To determine the relationship between sustainable and healthy food shopping behavior comparing general motivation with the immediate intention to act.

Method

We conducted an online survey of 144 staff at the Cork Institute of Technology, Ireland, using a questionnaire based on the Theory of Planned Behavior and the Self-Determination Theory to compute the Behavioral Intention score and the Relative Autonomy Index in relation to healthy and sustainable grocery shopping.

Results

The intention to shop healthy food was higher (p < 0.001, Cohen's d = 0.56) than the intention to shop in a sustainable way. A significant intention-action gap was observed for both healthy (p < 0.001, Cohen's d = 0.97) and sustainable grocery shopping (p < 0.001, Cohen's d = 1.78). While there was a significant correlation (p < 0.001) between the longer-term motivations to act in a healthy and sustainable way, this association was not significant (p = 0.16) for the more short-term Behavioral Intention scores.

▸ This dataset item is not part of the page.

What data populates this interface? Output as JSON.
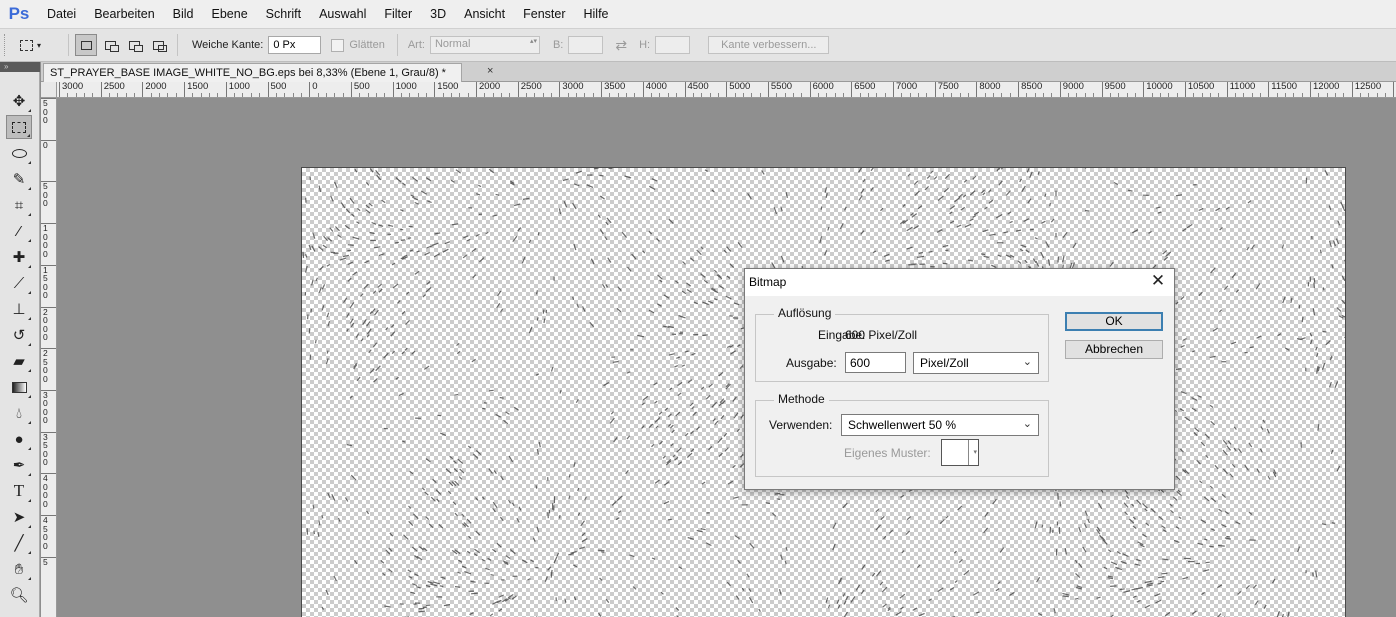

Conclusion and Implications

Health was identified as a more important driver for dietary behavior compared to sustainability. While longer-term motivation shows a stronger correlation between healthy and sustainable grocery shopping, short-term intentions do not follow this pattern as strongly. A significant intention-action gap exists for both, which is stronger for sustainability than for health.